Os crimes antes considerados atentado violento ao pudor, enquadrados no
Artigo 214 do Código Penal, agora serão contemplados no Artigo 213, referente
ao estupro. Com isso, estupro e atentado violento ao pudor, que eram dois
crimes autônomos com penas somadas, devem resultar na aplicação de uma
única pena.
“Realmente corremos o risco de as penas serem menores. Antigamente
aplicávamos concurso material de delitos. Quem praticou [de forma forçada]
sexo vaginal [que era estupro] e depois oral [que era atentado violento ao
pudor] podia receber seis anos por causa de cada delito. Sempre pedi
condenação pelos dois delitos com penas somadas. Agora eles passaram a ser
a mesma coisa”, afirma Luiza, especialista em direito penal e autora de
diversas publicações sobre crimes sexuais.

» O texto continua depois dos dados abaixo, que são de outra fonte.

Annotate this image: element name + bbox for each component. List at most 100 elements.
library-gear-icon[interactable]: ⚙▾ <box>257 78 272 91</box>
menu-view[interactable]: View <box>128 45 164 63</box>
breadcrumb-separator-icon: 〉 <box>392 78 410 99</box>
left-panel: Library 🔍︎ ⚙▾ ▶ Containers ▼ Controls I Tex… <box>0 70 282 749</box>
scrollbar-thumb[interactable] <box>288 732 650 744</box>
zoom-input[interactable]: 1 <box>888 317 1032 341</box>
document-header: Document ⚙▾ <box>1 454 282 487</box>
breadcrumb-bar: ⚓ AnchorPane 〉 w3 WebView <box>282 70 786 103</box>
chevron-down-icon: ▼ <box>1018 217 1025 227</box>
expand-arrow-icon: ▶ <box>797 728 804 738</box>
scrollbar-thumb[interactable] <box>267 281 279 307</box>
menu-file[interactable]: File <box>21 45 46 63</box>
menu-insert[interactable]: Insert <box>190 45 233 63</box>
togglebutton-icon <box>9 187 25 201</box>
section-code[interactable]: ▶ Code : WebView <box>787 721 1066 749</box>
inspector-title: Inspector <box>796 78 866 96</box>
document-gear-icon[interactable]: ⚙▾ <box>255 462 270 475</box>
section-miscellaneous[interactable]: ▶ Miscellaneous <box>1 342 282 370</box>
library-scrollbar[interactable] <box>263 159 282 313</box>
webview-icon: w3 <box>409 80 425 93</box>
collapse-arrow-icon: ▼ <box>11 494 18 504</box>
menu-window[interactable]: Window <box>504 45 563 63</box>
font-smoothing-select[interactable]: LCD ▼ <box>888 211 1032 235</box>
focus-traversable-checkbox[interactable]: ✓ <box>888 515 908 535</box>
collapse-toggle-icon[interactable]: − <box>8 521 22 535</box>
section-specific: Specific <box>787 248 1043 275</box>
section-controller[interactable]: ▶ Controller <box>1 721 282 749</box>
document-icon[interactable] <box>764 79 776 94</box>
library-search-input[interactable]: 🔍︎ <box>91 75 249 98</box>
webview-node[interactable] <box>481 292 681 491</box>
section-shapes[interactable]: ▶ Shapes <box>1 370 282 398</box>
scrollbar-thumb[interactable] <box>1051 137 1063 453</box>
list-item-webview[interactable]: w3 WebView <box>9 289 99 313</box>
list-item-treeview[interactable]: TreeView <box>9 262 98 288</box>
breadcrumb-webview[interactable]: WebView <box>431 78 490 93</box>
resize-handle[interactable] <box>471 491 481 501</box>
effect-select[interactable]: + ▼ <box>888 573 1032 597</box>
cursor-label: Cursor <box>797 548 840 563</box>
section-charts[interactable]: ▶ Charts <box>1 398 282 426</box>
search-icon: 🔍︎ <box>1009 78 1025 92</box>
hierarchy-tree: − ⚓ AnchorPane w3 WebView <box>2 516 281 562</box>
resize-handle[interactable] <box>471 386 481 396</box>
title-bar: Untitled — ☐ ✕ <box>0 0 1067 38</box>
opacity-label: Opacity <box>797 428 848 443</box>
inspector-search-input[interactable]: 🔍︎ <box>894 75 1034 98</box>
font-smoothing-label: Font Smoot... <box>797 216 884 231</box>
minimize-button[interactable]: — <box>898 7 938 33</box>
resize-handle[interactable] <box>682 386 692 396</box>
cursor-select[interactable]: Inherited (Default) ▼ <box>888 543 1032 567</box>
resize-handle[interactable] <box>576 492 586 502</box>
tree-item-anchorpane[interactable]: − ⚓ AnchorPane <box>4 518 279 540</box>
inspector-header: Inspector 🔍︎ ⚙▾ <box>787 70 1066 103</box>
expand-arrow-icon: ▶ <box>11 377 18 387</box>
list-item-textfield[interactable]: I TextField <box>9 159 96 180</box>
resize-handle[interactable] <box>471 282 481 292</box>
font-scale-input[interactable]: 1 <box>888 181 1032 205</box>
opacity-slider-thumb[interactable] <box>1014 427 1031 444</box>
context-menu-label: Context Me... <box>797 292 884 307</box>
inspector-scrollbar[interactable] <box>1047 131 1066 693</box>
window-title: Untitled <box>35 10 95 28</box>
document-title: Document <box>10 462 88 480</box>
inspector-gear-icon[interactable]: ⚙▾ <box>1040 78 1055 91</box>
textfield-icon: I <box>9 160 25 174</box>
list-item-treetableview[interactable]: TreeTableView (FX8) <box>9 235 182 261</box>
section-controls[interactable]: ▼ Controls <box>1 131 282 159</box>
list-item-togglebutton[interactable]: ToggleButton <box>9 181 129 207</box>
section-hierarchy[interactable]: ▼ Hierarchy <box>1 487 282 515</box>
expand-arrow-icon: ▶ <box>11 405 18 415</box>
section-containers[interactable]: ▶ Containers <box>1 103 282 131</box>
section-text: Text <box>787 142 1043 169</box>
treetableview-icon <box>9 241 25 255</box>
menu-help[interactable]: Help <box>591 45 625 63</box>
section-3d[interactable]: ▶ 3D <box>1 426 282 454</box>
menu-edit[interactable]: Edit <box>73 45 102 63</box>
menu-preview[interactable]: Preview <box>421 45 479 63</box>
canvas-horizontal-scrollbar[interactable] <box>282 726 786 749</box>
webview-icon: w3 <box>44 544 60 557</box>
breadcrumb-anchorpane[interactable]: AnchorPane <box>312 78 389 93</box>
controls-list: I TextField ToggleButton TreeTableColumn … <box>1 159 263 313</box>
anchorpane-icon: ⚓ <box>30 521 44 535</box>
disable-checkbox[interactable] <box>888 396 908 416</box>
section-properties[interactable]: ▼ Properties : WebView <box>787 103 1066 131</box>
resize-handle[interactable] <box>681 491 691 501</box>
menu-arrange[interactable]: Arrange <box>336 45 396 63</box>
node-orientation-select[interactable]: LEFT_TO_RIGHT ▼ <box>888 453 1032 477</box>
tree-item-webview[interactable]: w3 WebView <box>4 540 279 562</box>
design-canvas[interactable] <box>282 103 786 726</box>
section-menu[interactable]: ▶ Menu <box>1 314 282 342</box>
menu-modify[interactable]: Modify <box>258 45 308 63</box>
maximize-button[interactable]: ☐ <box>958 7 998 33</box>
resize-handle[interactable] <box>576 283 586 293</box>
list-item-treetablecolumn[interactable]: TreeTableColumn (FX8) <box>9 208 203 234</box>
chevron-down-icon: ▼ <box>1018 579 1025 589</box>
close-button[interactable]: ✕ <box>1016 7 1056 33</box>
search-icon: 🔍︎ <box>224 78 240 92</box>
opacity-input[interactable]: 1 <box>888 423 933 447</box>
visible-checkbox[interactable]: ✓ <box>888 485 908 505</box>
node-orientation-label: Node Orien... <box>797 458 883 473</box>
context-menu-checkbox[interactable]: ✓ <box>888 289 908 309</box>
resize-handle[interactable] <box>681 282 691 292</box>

Segundo a procuradora, a nova lei também peca ao não corrigir a ampla
abrangência do atentado violento ao pudor. O Artigo 213 faz menção a
“constranger alguém, mediante violência ou grave ameaça, a ter conjunção
carnal” ou a praticar “outro ato libidinoso”. As penas previstas são reclusão de
seis a dez anos; de oito a 12 anos se a vítima tiver idade entre 14 e 18 anos; e
de 12 a 30 anos se o crime resultar em morte.
“Outro ato libidinoso pode ser um beijo e aí não dá para aplicar seis anos de
prisão a quem beijou uma pessoa à força. Isso não pode ser tão grave quanto
a conjunção carnal e outros tipos de violação”, argumenta.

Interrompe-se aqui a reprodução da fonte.